Comparé aux grands programmes de notre passé – la poursuite du New Deal des expansions électriques et téléphoniques; le réseau routier national inter-États; les investissements dans l'eau dans les années 1970 – il n'y a pas de déclaration sur le type d'économie que nous devrions construire.

Le pays a des besoins d'infrastructure tangibles. Bien que les routes soutenues par le gouvernement fédéral soient en bon état, nos routes locales pourraient avoir besoin d'aide. Les agences de transport en commun, en particulier les plus anciens, exigent une modernisation. Les conduites d'eau tombent en panne dans de nombreux endroits et le service de l'eau n'est pas encore accessible à tous . Le haut débit n'atteint pas encore tous les coins de l'Amérique rurale mais la majorité des ménages à faible revenu ne sont pas non plus abonnés à une connexion à large bande. Et nous vivons à une époque de grandes opportunités d'infrastructure, où les nouvelles technologies numériques nous permettront de moderniser notre infrastructure pendant que nous la reconstruisons.

Nous avons besoin que le gouvernement fédéral s'attaque à ces défis en utilisant ses vastes ressources et son personnel sans pareil pour affiner la conception des politiques et investir aux côtés de ses pairs. Au lieu de cela, nous avons reçu une proposition qui avait peu de choses à dire sur la façon de rendre notre pays plus compétitif ou plus inclusif.

Maintenant que la proposition est en vigueur, ce n'est probablement que le début de plus de six mois de débat sur les infrastructures à Washington – et le degré de difficulté ne fait que croître ici. Premièrement, plusieurs comités à la Chambre et au Sénat devront s'entendre sur la politique d'infrastructure.

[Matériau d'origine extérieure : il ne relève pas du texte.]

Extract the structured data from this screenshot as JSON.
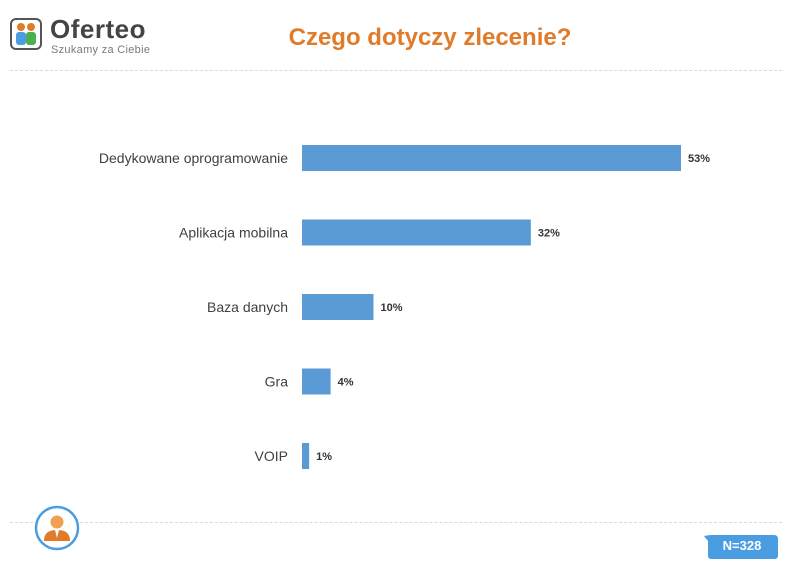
{
  "logo": {
    "name": "Oferteo",
    "tagline": "Szukamy za Ciebie"
  },
  "title": "Czego dotyczy zlecenie?",
  "colors": {
    "bar": "#5b9bd5",
    "title": "#e07b2a",
    "badge": "#4a9de0"
  },
  "sample_badge": "N=328",
  "chart_data": {
    "type": "bar",
    "orientation": "horizontal",
    "categories": [
      "Dedykowane oprogramowanie",
      "Aplikacja mobilna",
      "Baza danych",
      "Gra",
      "VOIP"
    ],
    "values": [
      53,
      32,
      10,
      4,
      1
    ],
    "value_labels": [
      "53%",
      "32%",
      "10%",
      "4%",
      "1%"
    ],
    "xlim": [
      0,
      53
    ],
    "grid": false,
    "legend": "none"
  }
}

Puisque les membres n'en ont pas encore proposé, cela laisse un travail important pour même présenter et débattre des projets de loi. [1] Deuxièmement, le Congrès devra trouver l'argent pour financer toute nouvelle programmation, que ce soit pour réduire les programmes actuels, augmenter les impôts emprunter davantage, ou (plus probablement) combiner les trois. Gardez à l'esprit, le Congrès a déjà des débats continus et tendus sur des questions comme l'augmentation de la taxe sur l'essence. Enfin, les règles du Sénat exigent un soutien bipartisan pour adopter n'importe quel projet de loi. Si le Parti démocrate n'aime pas ce qui est proposé – que ce soit pour des raisons conceptuelles ou politiques – l'ensemble du processus pourrait être bloqué.

Sur la base de cette nouvelle proposition et de ce que le Congrès doit encore faire, il est difficile d'avoir beaucoup d'espoir pour un projet de loi d'infrastructure massif qui correspondra au langage grandiose du Président. Au lieu de cela, si nous voulons avoir de nouvelles lois avant les élections de mi-mandat, attendez-vous à des réformes de boutique autour des permis, des programmes de crédit fédéraux et du financement de projets. Ils ne sont peut-être pas aussi grandioses, mais ils peuvent attirer un soutien bipartisan et ne laisseront aucun endroit dans le froid.

Nous nous attendons plutôt à ce que les villes et les États continuent de montrer la voie – en renforçant le soutien de la communauté, en élaborant de nouveaux projets et en développant des partenariats plus solides – alors que Washington décide où aller.

[1] Il y a plusieurs projets de loi de réautorisation en cours de débat formel ou avec un langage introduit, y compris l'aviation et les ressources en eau. Mais il n'y a pas de projets de loi qui reflètent l'esprit de la programmation de "nouvelle infrastructure complète".